A spokesperson says: "We need to think about getting customers to buy more. Perhaps by using promotions such as ’buy carrots and get beans half price’ - after all M&S does this and does it very well."
Promotions are in fact a big deal for forecourt shoppers. Indeed 17% of chilled food shoppers said they intended to buy something on promotion.
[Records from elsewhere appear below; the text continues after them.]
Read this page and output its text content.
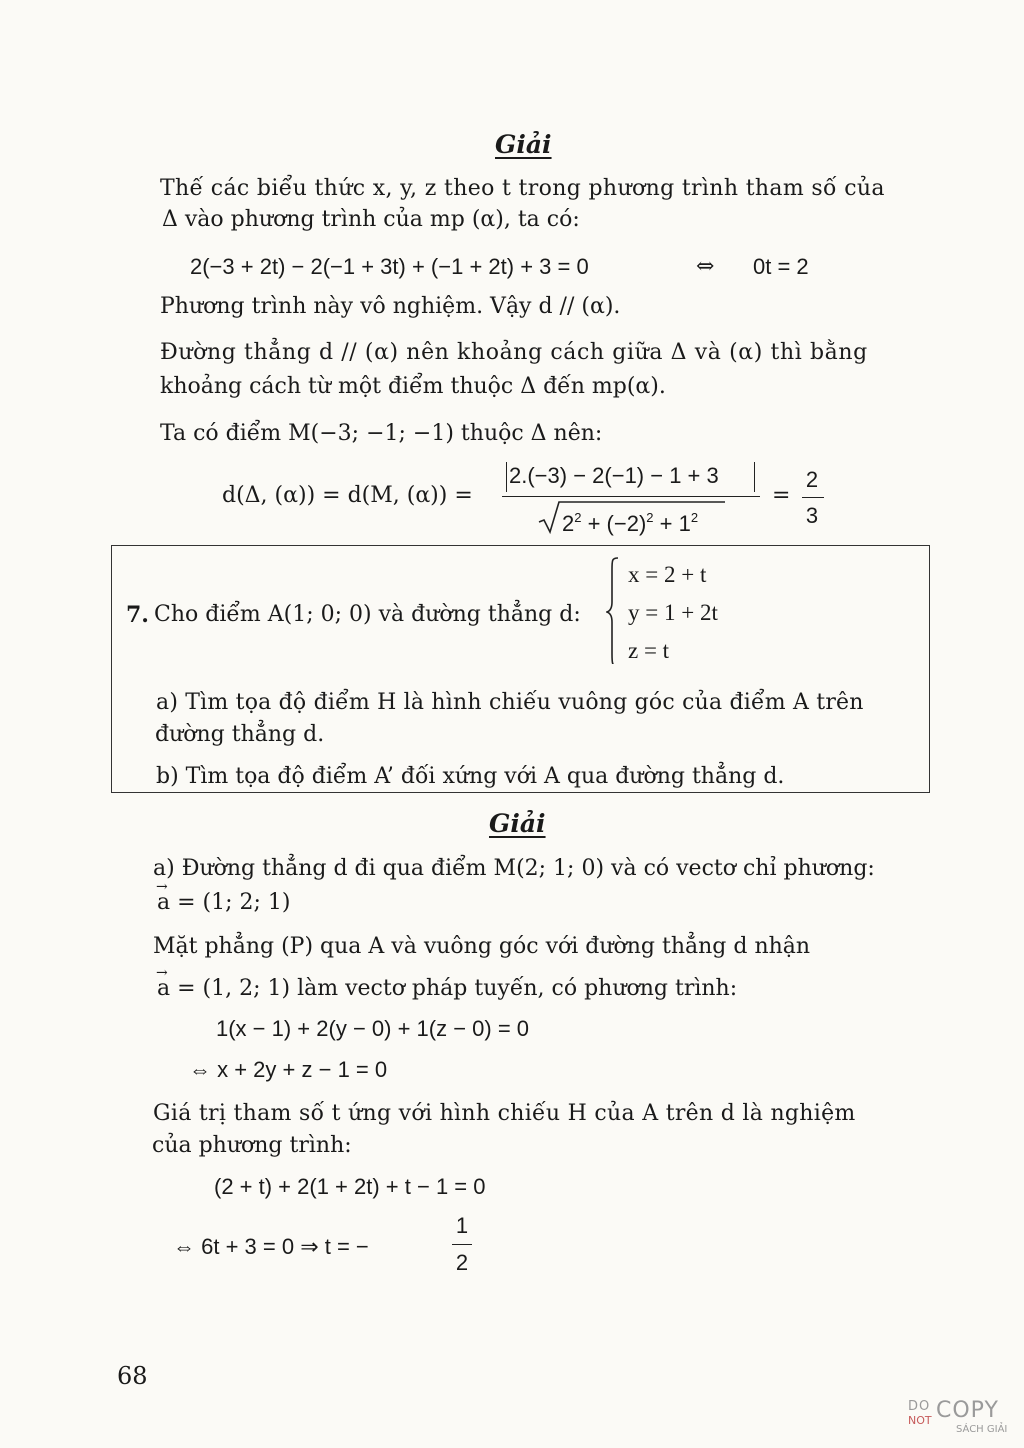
Giải
Thế các biểu thức x, y, z theo t trong phương trình tham số của
Δ vào phương trình của mp (α), ta có:
2(−3 + 2t) − 2(−1 + 3t) + (−1 + 2t) + 3 = 0	⇔ 0t = 2
Phương trình này vô nghiệm. Vậy d // (α).
Đường thẳng d // (α) nên khoảng cách giữa Δ và (α) thì bằng
khoảng cách từ một điểm thuộc Δ đến mp(α).
Ta có điểm M(−3; −1; −1) thuộc Δ nên:
d(Δ, (α)) = d(M, (α)) =
2.(−3) − 2(−1) − 1 + 3
$2^2 + (-2)^2 + 1^2$
=
2
3
7. Cho điểm A(1; 0; 0) và đường thẳng d:
x = 2 + t
y = 1 + 2t
z = t
a) Tìm tọa độ điểm H là hình chiếu vuông góc của điểm A trên
đường thẳng d.
b) Tìm tọa độ điểm A’ đối xứng với A qua đường thẳng d.
Giải
a) Đường thẳng d đi qua điểm M(2; 1; 0) và có vectơ chỉ phương:
→
a = (1; 2; 1)
Mặt phẳng (P) qua A và vuông góc với đường thẳng d nhận
→
a = (1, 2; 1) làm vectơ pháp tuyến, có phương trình:
1(x − 1) + 2(y − 0) + 1(z − 0) = 0
⇔ x + 2y + z − 1 = 0
Giá trị tham số t ứng với hình chiếu H của A trên d là nghiệm
của phương trình:
(2 + t) + 2(1 + 2t) + t − 1 = 0
⇔ 6t + 3 = 0 ⇒ t = −
1
2
68
DO
NOT COPY
SÁCH GIẢI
However the forecourt average is only 8% - so perhaps the chilled shoppers are buying meal deals.
Overall, just 3% of shoppers said their main reason for visiting a forecourt the day they were questioned was to buy chilled foods. The majority of ’chilled’ shoppers bought their items between 5pm and 10pm which would seem to indicate that they were topping up on their way home from work for that evening’s dinner.
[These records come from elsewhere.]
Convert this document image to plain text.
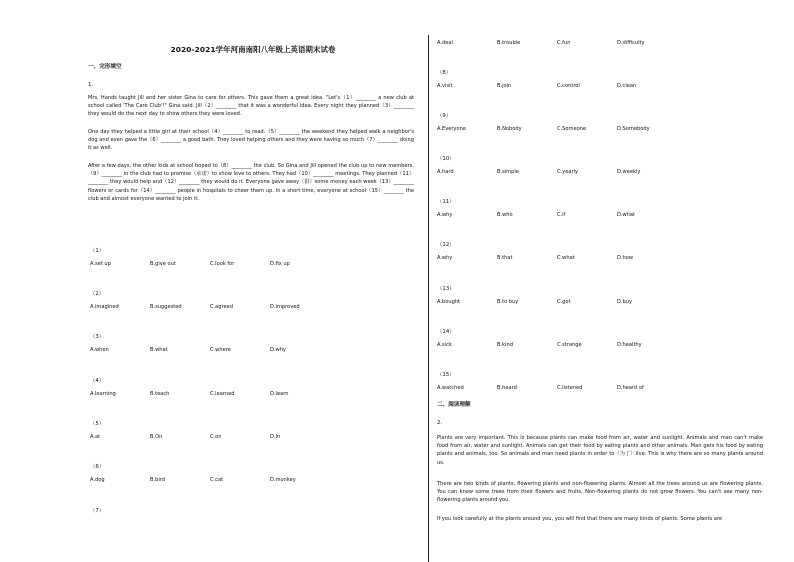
2020-2021学年河南南阳八年级上英语期末试卷
一、完形填空
1.
Mrs. Hands taught Jill and her sister Gina to care for others. This gave them a great idea. "Let's（1）________ a new club at school called 'The Care Club'!" Gina said. Jill（2）________ that it was a wonderful idea. Every night they planned（3）________ they would do the next day to show others they were loved.
One day they helped a little girl at their school（4）________ to read.（5）________ the weekend they helped walk a neighbor's dog and even gave the（6）________ a good bath. They loved helping others and they were having so much（7）________ doing it as well.
After a few days, the other kids at school hoped to（8）________ the club. So Gina and Jill opened the club up to new members.（9）________ in the club had to promise（承诺）to show love to others. They had（10）________ meetings. They planned（11）________ they would help and（12）________ they would do it. Everyone gave away（捐）some money each week（13）________ flowers or cards for（14）________ people in hospitals to cheer them up. In a short time, everyone at school（15）________ the club and almost everyone wanted to join it.
（1）
A.set up	B.give out	C.look for	D.fix up
（2）
A.imagined	B.suggested	C.agreed	D.improved
（3）
A.when	B.what	C.where	D.why
（4）
A.learning	B.teach	C.learned	D.learn
（5）
A.at	B.On	C.on	D.In
（6）
A.dog	B.bird	C.cat	D.monkey
（7）
A.deal	B.trouble	C.fun	D.difficulty
（8）
A.visit	B.join	C.control	D.clean
（9）
A.Everyone	B.Nobody	C.Someone	D.Somebody
（10）
A.hard	B.simple	C.yearly	D.weekly
（11）
A.why	B.who	C.if	D.what
（12）
A.why	B.that	C.what	D.how
（13）
A.bought	B.to buy	C.got	D.buy
（14）
A.sick	B.kind	C.strange	D.healthy
（15）
A.watched	B.heard	C.listened	D.heard of
二、阅读理解
2.
Plants are very important. This is because plants can make food from air, water and sunlight. Animals and man can't make food from air, water and sunlight. Animals can get their food by eating plants and other animals. Man gets his food by eating plants and animals, too. So animals and man need plants in order to（为了）live. This is why there are so many plants around us.
There are two kinds of plants, flowering plants and non-flowering plants. Almost all the trees around us are flowering plants. You can know some trees from their flowers and fruits. Non-flowering plants do not grow flowers. You can't see many non-flowering plants around you.
If you look carefully at the plants around you, you will find that there are many kinds of plants. Some plants are
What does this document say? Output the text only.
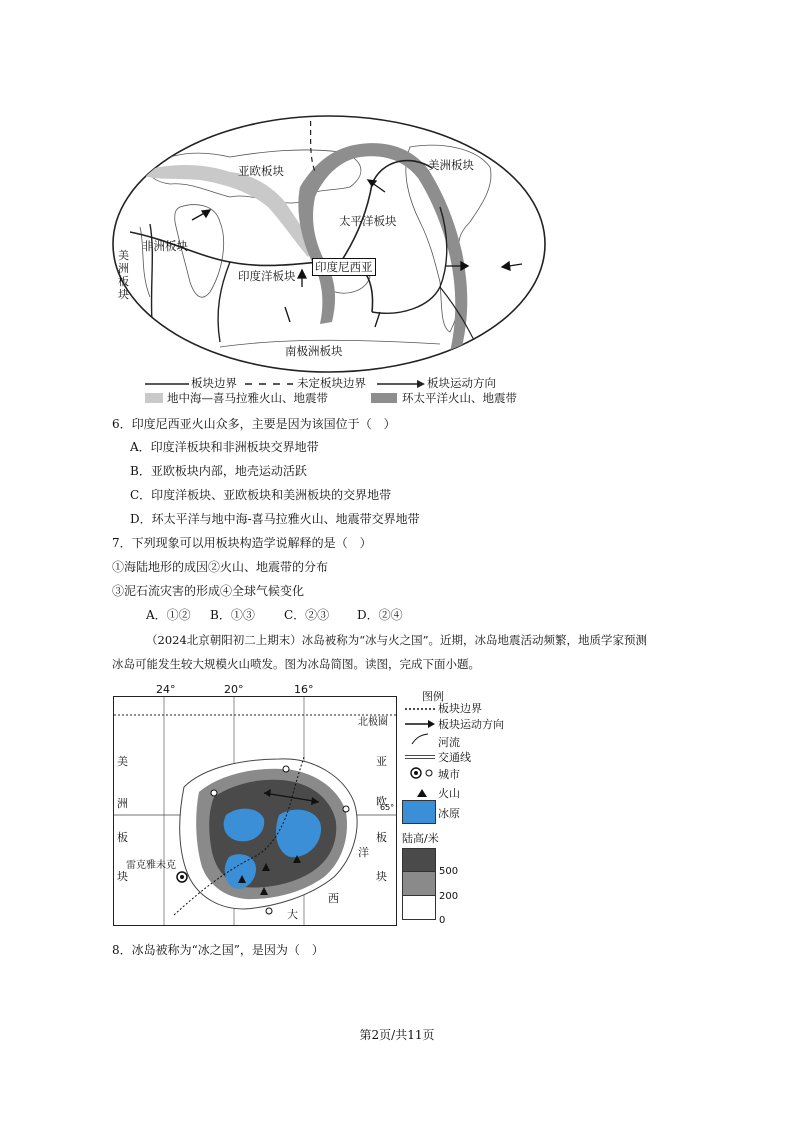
亚欧板块	美洲板块
太平洋板块
非洲板块
美洲板块
印度洋板块
印度尼西亚
南极洲板块
板块边界	未定板块边界	板块运动方向
地中海—喜马拉雅火山、地震带	环太平洋火山、地震带
6．印度尼西亚火山众多，主要是因为该国位于（　）
A．印度洋板块和非洲板块交界地带
B．亚欧板块内部，地壳运动活跃
C．印度洋板块、亚欧板块和美洲板块的交界地带
D．环太平洋与地中海-喜马拉雅火山、地震带交界地带
7．下列现象可以用板块构造学说解释的是（　）
①海陆地形的成因②火山、地震带的分布
③泥石流灾害的形成④全球气候变化
A．①② B．①③ C．②③ D．②④
（2024北京朝阳初二上期末）冰岛被称为“冰与火之国”。近期，冰岛地震活动频繁，地质学家预测
冰岛可能发生较大规模火山喷发。图为冰岛简图。读图，完成下面小题。
24°	20°	16°
北极圈
65°
美
洲
板
块
亚
欧
板
块
雷克雅未克
大
西
洋
图例
板块边界
板块运动方向
河流
交通线
城市
火山
冰原
陆高/米
500
200
0
8．冰岛被称为“冰之国”，是因为（　）
第2页/共11页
It would seem therefore that chilled sales are there for the taking, it’s just a case of taking the plunge - yes you might lose a little via wastage but you’ve got a lot more to gain via extra sales and profits.
=== Brand News ===
? Unilever UK is investing £15m in Flora pro.activ in a bid to end consumer confusion about cholesterol-lowering products. One of the campaign’s key messages is that there is no food that lowers cholesterol more than Flora pro.activ. Activity includes a promotion where consumers can buy two packs of Flora pro.activ and get a free cholesterol and heart test at Lloyds pharmacies.
? Britain’s biggest-selling fat-free yogurt brand, Mullerlight, is currently the subject of a £4.4m relaunch. Activity includes two new varieties: wild blueberry and smooth peach; new packaging and new TV advertising.
? New Weight Watchers quiches are available in three varieties: smoked bacon & cheese, broccoli & gruyere and tomato & cheese. All are described as "low in fat and full of flavour". The 165g individual quiches have a recommended retail price of £1.49.
? Yoplait has launched a ’Calcium every day, the easy way’ campaign, which it reckons could grow the children’s chilled yogurts and desserts sector by up to 20%. It will be supported by a £6m investment including TV advertising, sponsorship, website activity and PR.
=== Case study: Lilley’s Centra ===
Una Lilley at Lilley’s Centra, Enniskillen says they have very good fruit and veg sales: "We don’t have a huge amount of space for it but we do offer a full range including organic lines. We’ve been stocking organic produce for a couple of years; our customers asked for it then as there was nowhere locally selling it. We pushed our supplier to get it for us. Now we have a Tesco and an Asda nearby doing it too but we are still selling a decent amount."
Una gets chilled deliveries six days a week from Musgrave. She does get some wastage but says you have to keep it under control: "We have a target to stick to but we are lucky in that if something is coming up to its date we can use it in our hot food and deli counter."
She is currently experimenting with a new range of ready meals that her staff are making: "It’s a work in progress really but it’s going well. Garlic potatoes, chicken & broccoli bake and lasagne are the best sellers. We make them on Thursdays and sell them on Fridays and Saturdays."